‘Sorry’ can move mountains
IT’S hard not to have sorry on your mind this weekend, our Prime Minister having just issued a mass apology on our behalf.
It took long enough: 11 years after it was first suggested, and several decades after the incidents we’re saying sorry for occurred, when several thousand Aboriginal children were removed from their families.
I think we can all relate. Not, thankfully, to what the “stolen generations” went through, but on what a hard word it is to say.
It would be nice if all this sorry business catches on, that it isn’t just a one-dayer in Parliament House but the start of a trend where, so inspired are we all by this national sorry that we rush to implement our own smaller sorries at home, at the office, in our pasts.
Then we can all move on.
“Sorry” might masquerade as any other word but it’s far superior with the muscle to appease, heal and resolve conflicts, from cutting someone off at the lights to cutting someone’s lunch. The very same word that can facilitate social niceties can potentially heal “a blight on the nation’s soul”.
But, as Elton John crooned in 1976, “sorry seems to be the hardest word”. It rolls off the tongue when there’s no real blame or shame attached, such as “sorry I’m late”, or “sorry?” when we mishear someone, or an insincere “soooorry” as we shove past someone in the checkout queue when we don’t mean it one bit.
The sorries that catch in your throat are the ones that change lives.
I did a self-development course once where we were encouraged to contact people we may have hurt and say sorry.
The extraordinary thing about that process, apart from facing that no one is immune – we’ve all even inadvertently caused pain to another – is the absolute freedom it offers the recipient.

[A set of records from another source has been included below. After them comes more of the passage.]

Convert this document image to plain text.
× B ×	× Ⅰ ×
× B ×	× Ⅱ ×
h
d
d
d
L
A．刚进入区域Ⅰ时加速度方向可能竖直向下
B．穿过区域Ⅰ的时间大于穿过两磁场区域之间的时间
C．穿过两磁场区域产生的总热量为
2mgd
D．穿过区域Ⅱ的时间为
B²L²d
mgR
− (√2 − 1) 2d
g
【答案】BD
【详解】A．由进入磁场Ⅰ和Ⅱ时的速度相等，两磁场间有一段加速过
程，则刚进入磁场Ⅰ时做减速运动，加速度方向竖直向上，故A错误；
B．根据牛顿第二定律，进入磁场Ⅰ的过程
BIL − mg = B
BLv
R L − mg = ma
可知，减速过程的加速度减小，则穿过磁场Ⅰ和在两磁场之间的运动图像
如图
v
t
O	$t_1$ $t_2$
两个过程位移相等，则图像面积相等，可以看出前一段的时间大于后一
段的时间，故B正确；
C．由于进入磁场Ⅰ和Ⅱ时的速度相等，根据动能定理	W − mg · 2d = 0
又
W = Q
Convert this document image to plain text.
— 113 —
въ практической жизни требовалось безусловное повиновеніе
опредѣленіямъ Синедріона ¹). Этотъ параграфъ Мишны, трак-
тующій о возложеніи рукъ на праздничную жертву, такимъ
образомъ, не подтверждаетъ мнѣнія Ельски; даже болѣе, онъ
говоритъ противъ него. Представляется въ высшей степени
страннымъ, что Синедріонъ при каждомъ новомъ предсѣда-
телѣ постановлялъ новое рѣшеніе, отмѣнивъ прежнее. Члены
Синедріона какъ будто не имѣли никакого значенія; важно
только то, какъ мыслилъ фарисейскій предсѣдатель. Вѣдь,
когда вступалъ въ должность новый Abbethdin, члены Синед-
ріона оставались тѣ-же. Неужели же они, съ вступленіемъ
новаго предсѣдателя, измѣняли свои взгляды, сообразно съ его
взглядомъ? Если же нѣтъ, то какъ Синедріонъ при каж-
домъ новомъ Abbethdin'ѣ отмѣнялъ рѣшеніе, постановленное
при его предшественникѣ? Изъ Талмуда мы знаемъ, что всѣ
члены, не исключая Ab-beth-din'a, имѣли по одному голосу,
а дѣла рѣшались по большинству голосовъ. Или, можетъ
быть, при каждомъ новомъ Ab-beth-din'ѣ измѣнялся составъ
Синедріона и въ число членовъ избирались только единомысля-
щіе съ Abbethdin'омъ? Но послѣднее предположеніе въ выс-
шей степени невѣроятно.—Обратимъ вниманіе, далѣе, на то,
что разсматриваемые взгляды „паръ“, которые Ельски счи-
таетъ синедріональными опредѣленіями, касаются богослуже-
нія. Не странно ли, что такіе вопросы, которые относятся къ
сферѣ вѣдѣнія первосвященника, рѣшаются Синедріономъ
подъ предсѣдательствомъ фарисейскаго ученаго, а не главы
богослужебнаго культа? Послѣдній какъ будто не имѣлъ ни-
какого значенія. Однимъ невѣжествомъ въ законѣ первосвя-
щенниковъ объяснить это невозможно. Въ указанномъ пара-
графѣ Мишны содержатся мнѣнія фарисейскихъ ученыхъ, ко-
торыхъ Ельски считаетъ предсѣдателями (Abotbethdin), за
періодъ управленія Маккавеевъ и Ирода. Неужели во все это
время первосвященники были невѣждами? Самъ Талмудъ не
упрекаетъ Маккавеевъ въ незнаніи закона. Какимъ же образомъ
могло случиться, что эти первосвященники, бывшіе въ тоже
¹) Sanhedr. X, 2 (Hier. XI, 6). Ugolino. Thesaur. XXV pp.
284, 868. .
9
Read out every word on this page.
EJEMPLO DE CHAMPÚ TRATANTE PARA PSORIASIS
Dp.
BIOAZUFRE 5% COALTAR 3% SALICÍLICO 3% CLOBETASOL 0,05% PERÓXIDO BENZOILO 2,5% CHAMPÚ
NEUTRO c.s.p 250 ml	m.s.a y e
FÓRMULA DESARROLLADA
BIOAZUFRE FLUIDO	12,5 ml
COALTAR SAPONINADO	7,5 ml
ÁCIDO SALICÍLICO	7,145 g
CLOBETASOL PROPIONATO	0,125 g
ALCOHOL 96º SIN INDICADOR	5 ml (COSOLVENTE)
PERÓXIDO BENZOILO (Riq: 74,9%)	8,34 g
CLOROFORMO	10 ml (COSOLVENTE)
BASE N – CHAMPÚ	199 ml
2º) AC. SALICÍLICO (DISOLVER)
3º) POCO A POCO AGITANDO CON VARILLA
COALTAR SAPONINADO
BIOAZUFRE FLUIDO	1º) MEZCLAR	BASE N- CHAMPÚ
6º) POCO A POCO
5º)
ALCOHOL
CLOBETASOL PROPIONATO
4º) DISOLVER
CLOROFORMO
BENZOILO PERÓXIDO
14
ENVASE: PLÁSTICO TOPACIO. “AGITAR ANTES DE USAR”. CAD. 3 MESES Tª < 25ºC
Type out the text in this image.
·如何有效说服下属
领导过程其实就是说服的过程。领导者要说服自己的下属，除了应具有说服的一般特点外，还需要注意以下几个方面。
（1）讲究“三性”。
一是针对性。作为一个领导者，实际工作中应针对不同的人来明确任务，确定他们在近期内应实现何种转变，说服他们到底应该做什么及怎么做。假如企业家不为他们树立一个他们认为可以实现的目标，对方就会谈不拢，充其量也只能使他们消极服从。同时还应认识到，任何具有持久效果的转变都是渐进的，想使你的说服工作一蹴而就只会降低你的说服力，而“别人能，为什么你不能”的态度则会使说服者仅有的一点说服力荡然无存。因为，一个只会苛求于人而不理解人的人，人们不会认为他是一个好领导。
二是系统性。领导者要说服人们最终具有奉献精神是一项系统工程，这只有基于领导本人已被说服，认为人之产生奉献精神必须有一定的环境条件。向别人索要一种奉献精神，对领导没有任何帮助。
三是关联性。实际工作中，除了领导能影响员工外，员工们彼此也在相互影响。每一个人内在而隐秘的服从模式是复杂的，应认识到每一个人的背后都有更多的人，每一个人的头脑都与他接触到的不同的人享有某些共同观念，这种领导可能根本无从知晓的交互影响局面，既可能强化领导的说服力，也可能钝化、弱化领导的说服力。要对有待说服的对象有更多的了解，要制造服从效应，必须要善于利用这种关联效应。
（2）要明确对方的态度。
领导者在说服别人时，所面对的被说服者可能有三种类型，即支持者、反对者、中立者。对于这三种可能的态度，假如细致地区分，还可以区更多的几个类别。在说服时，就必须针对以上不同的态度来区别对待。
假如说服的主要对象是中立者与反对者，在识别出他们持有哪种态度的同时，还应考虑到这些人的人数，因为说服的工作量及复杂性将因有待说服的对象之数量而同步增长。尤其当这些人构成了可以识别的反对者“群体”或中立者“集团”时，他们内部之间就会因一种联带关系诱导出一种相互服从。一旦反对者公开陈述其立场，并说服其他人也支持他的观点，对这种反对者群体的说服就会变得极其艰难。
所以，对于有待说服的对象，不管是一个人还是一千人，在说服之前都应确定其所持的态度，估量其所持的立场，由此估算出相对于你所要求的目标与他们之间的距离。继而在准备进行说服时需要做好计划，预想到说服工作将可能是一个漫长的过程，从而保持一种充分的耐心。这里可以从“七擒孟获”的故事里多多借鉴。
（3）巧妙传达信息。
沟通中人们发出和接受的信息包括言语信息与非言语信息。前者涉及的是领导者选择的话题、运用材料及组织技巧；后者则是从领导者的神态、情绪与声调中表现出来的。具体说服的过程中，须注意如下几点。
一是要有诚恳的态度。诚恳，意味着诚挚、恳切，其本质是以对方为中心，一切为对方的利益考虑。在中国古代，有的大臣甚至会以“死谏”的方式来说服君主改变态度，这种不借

Years of suffering and complex misunderstandings resolved and dissolved in an instant by one word. As Sir Ronald Wilson observed in his “Bringing Them Home” report into the Stolen Generations, “an apology begins the healing process”.
But only if we mean it. I didn’t the first time I said it. It was a compulsory requirement of my First Confession at age six to come clean on your sins and say penance. I couldn’t think of anything to be sorry for so I made something up, an elaborate tale of lying to my mum which cost me three Hail Marys and an Our Father, then lived with the guilt for years for lying about lying.
To a priest. In a church.
You only had to cross your fingers behind your back to immediately cancel out any apology, so it was best to get it over with to keep the peace.
Sorry’s been given a bad name from lackadaisical overuse and abuse like when footy players publicly bandy about formal apologies for bad behaviour then do it all again – think Wayne Carey and Ben Cousins, whose sorries sounded more like sorry for being caught.
There are plenty of euphemisms for “sorry” ideal for pedestrian use: excuse me, pardon, forgive me, I regret to inform you, and so on.
The real meaning should be saved for genuine moments of significance, such as apologising to 13,000 people for a “genocidal policy”, or making amends with a loved one for causing them pain.
Remember that classic line in Love Story: “Love means never having to say you’re sorry”. Well, sometimes it’s the only way to “right the wrongs of the past”.